In woorden als verschijning en
verwording wordt geen
handeling, maar een gebeurtenis aangeduid. Bij deze substantieven heeft het
basiswerkwoord namelijk geen Agens als argument, en is er
dus geen sprake van een handeling.
Vrij veel afleidingen met -ing kunnen ook als
concreet substantief gebruikt worden. Zo kan het in
studies van woordvorming veel voorkomende woord
afleiding niet alleen een
abstracte betekenis hebben ('het afleiden' als procedé), maar ook een concrete
('een bepaald woord' als resultaat van een woordvormingsprocedé). Concreet
kunnen bijv. ook zijn de woorden
leiding (bijvoorbeeld voor gas),
sluiting (van een jas), en
vereniging. Andere volgens
dit procedé gevormde afleidingen zijn uitsluitend concreet, bijv.
leuning,
rekening,
voering, en
woning.
Verder lezen
Andere betekenissen
Naast de betekenis van ‘handeling’ of ‘gebeurtenis’ kunnen een aantal andere
betekenissen met een substantief op -ing verbonden
worden.

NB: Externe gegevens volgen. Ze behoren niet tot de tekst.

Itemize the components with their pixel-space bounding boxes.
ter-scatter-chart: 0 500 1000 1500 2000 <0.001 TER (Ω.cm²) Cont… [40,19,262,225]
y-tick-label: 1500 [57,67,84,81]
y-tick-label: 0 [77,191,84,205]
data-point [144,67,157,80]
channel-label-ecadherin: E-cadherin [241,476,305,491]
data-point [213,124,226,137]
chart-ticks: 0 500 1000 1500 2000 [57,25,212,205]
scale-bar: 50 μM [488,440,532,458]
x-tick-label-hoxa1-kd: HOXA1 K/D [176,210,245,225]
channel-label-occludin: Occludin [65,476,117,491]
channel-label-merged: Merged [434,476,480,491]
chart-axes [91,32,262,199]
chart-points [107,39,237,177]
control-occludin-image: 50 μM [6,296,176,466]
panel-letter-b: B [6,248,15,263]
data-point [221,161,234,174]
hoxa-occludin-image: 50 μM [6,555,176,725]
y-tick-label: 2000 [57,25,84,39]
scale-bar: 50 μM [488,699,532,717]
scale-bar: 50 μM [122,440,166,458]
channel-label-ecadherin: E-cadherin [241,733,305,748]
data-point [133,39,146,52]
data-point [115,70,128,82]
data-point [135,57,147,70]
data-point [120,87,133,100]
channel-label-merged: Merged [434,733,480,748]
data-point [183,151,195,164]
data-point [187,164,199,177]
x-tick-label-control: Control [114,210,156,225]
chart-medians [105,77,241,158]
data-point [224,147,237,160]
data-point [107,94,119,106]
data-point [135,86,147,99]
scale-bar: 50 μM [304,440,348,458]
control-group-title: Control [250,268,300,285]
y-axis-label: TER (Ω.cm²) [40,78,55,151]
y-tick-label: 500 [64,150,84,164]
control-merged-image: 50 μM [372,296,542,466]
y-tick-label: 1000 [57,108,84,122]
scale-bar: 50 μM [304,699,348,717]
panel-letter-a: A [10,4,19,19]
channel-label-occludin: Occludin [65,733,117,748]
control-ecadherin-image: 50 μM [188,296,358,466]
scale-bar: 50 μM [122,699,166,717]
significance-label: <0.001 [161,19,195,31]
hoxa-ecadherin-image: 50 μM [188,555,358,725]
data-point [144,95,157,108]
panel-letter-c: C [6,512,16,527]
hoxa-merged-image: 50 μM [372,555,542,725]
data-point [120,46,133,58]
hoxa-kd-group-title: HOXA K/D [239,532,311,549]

Ze zijn metonymisch verbonden met de betekenis
‘handeling/gebeurtenis’, zoals de volgende voorbeelden illustreren:
Zie Devos (1990) en Moerdijk (1990) voor de semantiek van deze
substantieven.
2instrument: koppeling,
sluiting
resultaat: tekening,
vertaling
collectief
agens: leiding, regering
plaats: woning,
monding
materiaal: kleding,
stoffering
Een individueel substantief op -ing kan dus polyseem
zijn, en bijvoorbeeld zowel de handeling als het resultaat van de handeling
benoemen, zoals het geval is bij het woord
vertaling.
Bij metonymie wordt een woord gebruikt voor iets dat te maken heeft met het door
dat woord aangeduide. Bij een handeling kan bijvoorbeeld een instrument gebruikt
worden, zoals bij koppelen en
sluiten, en de woorden
koppeling en
sluiting kunnen dan ook
gebruikt worden om het instrument van de handeling aan te duiden. Bij de
handeling van regeren, regering, is
er een handelende instantie betrokken die de handeling uitvoert, en daarom kan
het woord regering gebruikt worden
voor die instantie.
Metonymie als bron van polysemie is niet uniek voor substantieven op -ing. We vinden deze polysemie ook bij nominalisaties
op -erij zoals
brouwerij en
smederij, die de plaats van
de handeling van het brouwen respectievelijk smeden aanduiden.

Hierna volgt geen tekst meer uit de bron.